De acordo com a investigação realizada pela Polícia Federal, o assassinato de Marielle está relacionado ao posicionamento contrário da parlamentar aos interesses do grupo político liderado pelos irmãos Brazão, que têm ligação com questões fundiárias em áreas controladas por milícias no Rio.
Conforme a delação premiada do ex-policial Ronnie Lessa, réu confesso de realizar os disparos de arma de fogo contra a vereadora, os irmãos Brazão atuaram como os mandantes do crime.
Júri
Lessa e Élcio Queiroz vão a júri popular nesta quarta-feira (30). O Ministério Público do Rio defendeu hoje que os acusados sejam condenados a 84 anos de prisão.
O ex-policial militar Ronnie Lessa assinou acordo de delação premiada e é réu confesso.
Lessa disse ao depor como testemunha na ação penal no STF, em agosto, que sentiu náusea ao ver o ex-chefe de Polícia Civil do Rio de Janeiro Rivaldo Barbosa abraçando a mãe da vereadora Marielle Franco após o crime.
Ao comentar sobre a corrupção para barrar investigações na delegacia de homicídios do Rio, Lessa disse que Rivaldo tinha influência sobre as investigações do assassinato e era conhecido como "Topa", em alusão à expressão "Topa Tudo por Dinheiro". Ele ainda afirmou que os réus no caso são de "alta periculosidade".
O ex-sargento da Polícia Militar do Rio de Janeiro, Élcio Queiroz prestou depoimento, também na condição de testemunha na ação penal no STF, no dia 30 de agosto.
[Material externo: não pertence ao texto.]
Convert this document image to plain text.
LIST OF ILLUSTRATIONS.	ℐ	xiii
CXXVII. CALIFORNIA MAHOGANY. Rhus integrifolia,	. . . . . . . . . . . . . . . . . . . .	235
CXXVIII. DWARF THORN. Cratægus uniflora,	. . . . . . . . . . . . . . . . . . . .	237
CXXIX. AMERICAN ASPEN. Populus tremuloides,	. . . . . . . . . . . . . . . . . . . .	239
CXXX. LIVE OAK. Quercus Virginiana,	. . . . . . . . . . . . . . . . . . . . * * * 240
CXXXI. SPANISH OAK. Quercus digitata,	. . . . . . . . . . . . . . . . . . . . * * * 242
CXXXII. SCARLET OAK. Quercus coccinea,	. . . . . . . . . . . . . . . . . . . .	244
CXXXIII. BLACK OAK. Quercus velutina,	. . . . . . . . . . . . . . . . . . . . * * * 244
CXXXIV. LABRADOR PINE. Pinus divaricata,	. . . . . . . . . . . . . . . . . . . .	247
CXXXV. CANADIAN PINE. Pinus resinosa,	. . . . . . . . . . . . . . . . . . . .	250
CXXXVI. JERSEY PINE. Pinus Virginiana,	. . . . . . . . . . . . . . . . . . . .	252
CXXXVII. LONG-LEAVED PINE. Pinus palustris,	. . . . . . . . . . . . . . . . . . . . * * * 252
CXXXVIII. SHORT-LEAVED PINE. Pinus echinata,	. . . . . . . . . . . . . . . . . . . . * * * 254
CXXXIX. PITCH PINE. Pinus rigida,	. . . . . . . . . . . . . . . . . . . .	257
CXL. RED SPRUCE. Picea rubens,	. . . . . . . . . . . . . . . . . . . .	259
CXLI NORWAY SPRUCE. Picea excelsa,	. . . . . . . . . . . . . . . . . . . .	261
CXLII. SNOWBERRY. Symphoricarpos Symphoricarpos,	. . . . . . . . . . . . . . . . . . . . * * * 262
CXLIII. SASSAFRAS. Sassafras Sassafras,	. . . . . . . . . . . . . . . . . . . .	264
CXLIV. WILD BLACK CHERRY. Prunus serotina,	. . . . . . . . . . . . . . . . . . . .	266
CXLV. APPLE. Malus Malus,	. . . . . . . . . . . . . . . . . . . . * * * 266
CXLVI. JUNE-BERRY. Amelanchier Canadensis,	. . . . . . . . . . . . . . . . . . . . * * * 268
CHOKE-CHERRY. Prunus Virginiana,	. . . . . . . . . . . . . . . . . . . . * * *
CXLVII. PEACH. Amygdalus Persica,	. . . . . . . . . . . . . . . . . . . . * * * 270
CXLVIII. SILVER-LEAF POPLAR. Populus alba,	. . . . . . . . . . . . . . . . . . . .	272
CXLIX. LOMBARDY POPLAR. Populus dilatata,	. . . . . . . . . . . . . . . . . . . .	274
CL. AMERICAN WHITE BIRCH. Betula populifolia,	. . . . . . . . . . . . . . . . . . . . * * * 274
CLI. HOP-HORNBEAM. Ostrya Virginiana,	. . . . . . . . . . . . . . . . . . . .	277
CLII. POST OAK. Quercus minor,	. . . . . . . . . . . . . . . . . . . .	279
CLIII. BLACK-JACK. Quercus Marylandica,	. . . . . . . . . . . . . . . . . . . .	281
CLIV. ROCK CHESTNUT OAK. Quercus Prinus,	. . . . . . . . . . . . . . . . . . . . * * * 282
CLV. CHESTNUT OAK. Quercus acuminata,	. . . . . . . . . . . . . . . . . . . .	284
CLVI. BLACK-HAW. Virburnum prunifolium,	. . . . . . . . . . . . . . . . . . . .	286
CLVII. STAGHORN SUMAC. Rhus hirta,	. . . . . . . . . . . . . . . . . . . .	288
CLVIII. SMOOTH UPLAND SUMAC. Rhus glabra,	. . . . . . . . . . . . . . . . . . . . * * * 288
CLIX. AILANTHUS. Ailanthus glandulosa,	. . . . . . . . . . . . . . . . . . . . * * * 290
Élcio dirigiu o carro utilizado pelo ex-policial Ronnie Lessa, réu confesso do assassinato, para matar a vereadora. Ele está preso e assinou acordo de delação no qual assumiu participação no crime.
O ex-policial disse que foi envolvido em uma "rede de mentiras" e não sabia que iria participar do assassinato ao ser chamado por Lessa para dirigir o veículo usado no crime. Élcio afirmou que nunca tinha ouvido falar da vereadora.
O ex-sargento também deu detalhes sobre os momentos que antecederam o assassinato de Marielle.
Ele contou que alertou Lessa sobre a presença de Anderson e de Fernanda Chaves, assessora da vereadora, no carro, e disse que ele poderia "matar inocentes". No entanto. Ronnie acionou o "modo rajada" da submetralhadora HK utilizada no crime. Fernanda não foi atingida pelos tiros e sobreviveu.
— Ouvi os disparos, foi rápido, mas fez muito barulho. Não vi nem a Marielle sendo executada — completou.
Chiquinho Brazão
O deputado federal Chiquinho Brazão (sem partido-RJ), preso preventivamente sob a acusação de ter planejado o assassinato da ex-vereadora, reafirmou sua inocência no caso e novamente disse ter tido boa relação com Marielle na Câmara Municipal do Rio.
— Eu, como parlamentar, sou inocente, e evidente que sei que existe o processo, é normal, mas continuo afirmando que sou inocente. A relação com Marielle, por incrível que pareça, era maravilhosa — afirmou Chiquinho.
Chiquinho também afirmou que Ronnie Lessa, que confessou ser o autor dos disparos que mataram a então vereadora, quis "obter benefícios" na delação feita.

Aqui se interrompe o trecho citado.